Delicious picnic, birthday dinner, alternative side dish or simple aperitif with friends: on any occasion, the protagonists are the gluttony! And since potatoes lend themselves to the creation of countless delicacies, today I propose a special recipe: potato croquettes. Usually cooked in boiling oil, I suggest the baked version! Let's find out together!
Video of the Recipe
Problems with playing the video? Reload the video from youtube.
Identity Card of the Recipe
- 136 KCal Calories per serving
-
Ingrediants
For 25-30 croquettes
- 800 g of potatoes
- 1 grated nutmeg
- Q.b. of pepper
- Q.b. of salt
- 50 g of grated Parmesan cheese
- 60 g (1 medium) of eggs
For the breading
- 120 g (2 medium) of eggs
- About 150 g of breadcrumbs
- 2-3 tablespoons of milk
- Q.b. of salt
- Q.b. of pepper
Materials Needed
- Casserole with lid
- Bowls of various sizes
- Wooden spoon
- Baking plate
- Baking paper
- Potato masher
Preparation
- Wash the potatoes in cold water and scrub them with a brush to remove all traces of soil.
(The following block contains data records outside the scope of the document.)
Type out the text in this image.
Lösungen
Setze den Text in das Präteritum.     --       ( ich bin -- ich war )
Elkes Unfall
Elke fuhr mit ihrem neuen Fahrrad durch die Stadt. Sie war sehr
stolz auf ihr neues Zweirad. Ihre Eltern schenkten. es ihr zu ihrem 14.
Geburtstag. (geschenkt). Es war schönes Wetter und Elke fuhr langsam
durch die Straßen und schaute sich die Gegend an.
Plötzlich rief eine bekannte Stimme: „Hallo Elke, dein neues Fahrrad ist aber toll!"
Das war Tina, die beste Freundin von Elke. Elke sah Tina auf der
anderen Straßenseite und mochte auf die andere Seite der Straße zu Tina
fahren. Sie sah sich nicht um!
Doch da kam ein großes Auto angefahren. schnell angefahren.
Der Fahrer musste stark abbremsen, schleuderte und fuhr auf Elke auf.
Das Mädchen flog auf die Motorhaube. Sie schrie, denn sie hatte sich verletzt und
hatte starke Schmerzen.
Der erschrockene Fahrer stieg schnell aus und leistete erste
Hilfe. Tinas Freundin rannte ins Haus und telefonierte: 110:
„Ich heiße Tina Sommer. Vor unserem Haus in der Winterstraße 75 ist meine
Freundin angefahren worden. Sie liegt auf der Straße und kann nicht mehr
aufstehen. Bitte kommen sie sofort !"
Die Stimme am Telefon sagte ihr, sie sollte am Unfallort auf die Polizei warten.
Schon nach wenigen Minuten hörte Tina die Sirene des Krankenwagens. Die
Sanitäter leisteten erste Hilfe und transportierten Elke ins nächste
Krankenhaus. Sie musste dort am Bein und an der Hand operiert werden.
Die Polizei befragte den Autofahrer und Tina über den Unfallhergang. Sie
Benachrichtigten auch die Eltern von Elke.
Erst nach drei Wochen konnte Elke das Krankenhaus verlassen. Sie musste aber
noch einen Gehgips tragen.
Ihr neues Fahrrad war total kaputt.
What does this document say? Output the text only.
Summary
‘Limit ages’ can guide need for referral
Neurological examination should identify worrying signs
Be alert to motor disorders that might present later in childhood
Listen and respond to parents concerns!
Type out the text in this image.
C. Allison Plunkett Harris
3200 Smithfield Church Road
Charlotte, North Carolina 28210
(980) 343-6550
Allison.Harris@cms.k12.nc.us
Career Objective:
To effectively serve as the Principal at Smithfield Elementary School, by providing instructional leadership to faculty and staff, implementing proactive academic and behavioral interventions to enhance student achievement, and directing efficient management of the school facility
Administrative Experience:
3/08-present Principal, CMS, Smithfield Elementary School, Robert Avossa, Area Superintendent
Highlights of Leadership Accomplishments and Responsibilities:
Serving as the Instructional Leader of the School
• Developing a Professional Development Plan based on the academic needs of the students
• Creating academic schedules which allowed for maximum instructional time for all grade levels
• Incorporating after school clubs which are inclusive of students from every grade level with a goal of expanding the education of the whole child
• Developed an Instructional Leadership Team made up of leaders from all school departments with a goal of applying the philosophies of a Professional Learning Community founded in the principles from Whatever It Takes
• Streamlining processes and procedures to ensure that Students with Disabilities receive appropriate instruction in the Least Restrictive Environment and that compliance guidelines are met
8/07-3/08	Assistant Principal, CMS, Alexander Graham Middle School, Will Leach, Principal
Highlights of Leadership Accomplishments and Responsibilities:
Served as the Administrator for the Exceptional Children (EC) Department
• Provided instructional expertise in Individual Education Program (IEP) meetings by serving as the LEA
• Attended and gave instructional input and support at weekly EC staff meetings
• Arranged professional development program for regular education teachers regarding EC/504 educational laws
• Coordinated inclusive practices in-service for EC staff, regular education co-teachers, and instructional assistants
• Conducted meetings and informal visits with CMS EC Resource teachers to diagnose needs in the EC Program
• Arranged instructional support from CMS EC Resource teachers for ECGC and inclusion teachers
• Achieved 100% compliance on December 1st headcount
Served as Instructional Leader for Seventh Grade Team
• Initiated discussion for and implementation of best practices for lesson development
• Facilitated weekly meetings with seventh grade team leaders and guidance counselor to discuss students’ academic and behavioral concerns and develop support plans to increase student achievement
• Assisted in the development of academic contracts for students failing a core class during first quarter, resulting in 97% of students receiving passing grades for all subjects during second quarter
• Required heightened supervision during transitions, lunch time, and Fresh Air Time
- Combine the potatoes in a saucepan, fill with cold water and simmer gently for 40 minutes, or until soft.
The right trick
To prepare this recipe we suggest the use of floury potatoes, preferably yellow-fleshed. The cooking time depends on the size of the potatoes: in this regard, for uniform cooking, we recommend using potatoes of similar size.- Drain the potatoes from the cooking water and, using a small knife, remove the peel.
- Reduce the potatoes to a puree, using a potato masher. Season with salt, pepper and nutmeg. Leave to cool for 10 minutes.
- Add the grated Parmesan cheese and a whole egg: mix the potatoes until a homogeneous mixture is obtained. Wait a few more minutes to make the potato mixture firm and take on a workable consistency with your hands.
- Meanwhile, prepare a bowl with the breadcrumbs and another bowl with two eggs. Beat the eggs with a fork, adding salt, pepper and a few tablespoons of milk.
- At this point, proceed with shaping the croquettes. Take a spoonful of potato cream and shape with your hands until you get a cylindrical and elongated shape.
- Quickly pass each croquette in the beaten egg, then roll it in breadcrumbs. Proceed in this way with all the croquettes, placing them gradually on a baking sheet.
- Preheat the oven to 200 ° C and bake for 10 minutes, until golden brown.
Alternative cooking
The original recipe calls for frying the potato croquettes in oil. For a lighter version, we suggest cooking them in the oven. Those who wish can add a drizzle of oil over the croquettes, before proceeding with cooking in the oven. To speed up the time, the croquettes can also be cooked in the microwave by setting the combined micro + grill function for 5 minutes.- Serve the potato croquettes very hot, together with a few slices of lemon.
Alice's comment - PersonalCooker
For 100% success I recommend serving the croquettes very hot: in this way they will be super crunchy! And for an even more delicious version, try flavoring them with basil and mint or with pieces of mozzarella!
Potato croquettes can be frozen before baking.
Don't miss the recipe for Filanti Spinach Croquettes!Nutritional values and Health Comment on the recipe
Baked Potato Croquettes are a side dish with a medium caloric intake; the energy comes mainly from carbohydrates, followed by lipids and finally proteins. Carbohydrates tend to be complex (starch), unsaturated fatty acids and peptides with medium and high biological value; cholesterol and fiber are relevant.
Baked Potato Croquettes are suitable for most diets (including vegetarian but not vegan), as long as the portions are suitable for any conditions such as overweight, hyperglycemia and hypertriglyceridemia; they do not lend themselves to nutrition for lactose and gluten intolerances.
The average portion of Baked Potato Croquettes (as a side dish) is about 100-150g (140-200kcal).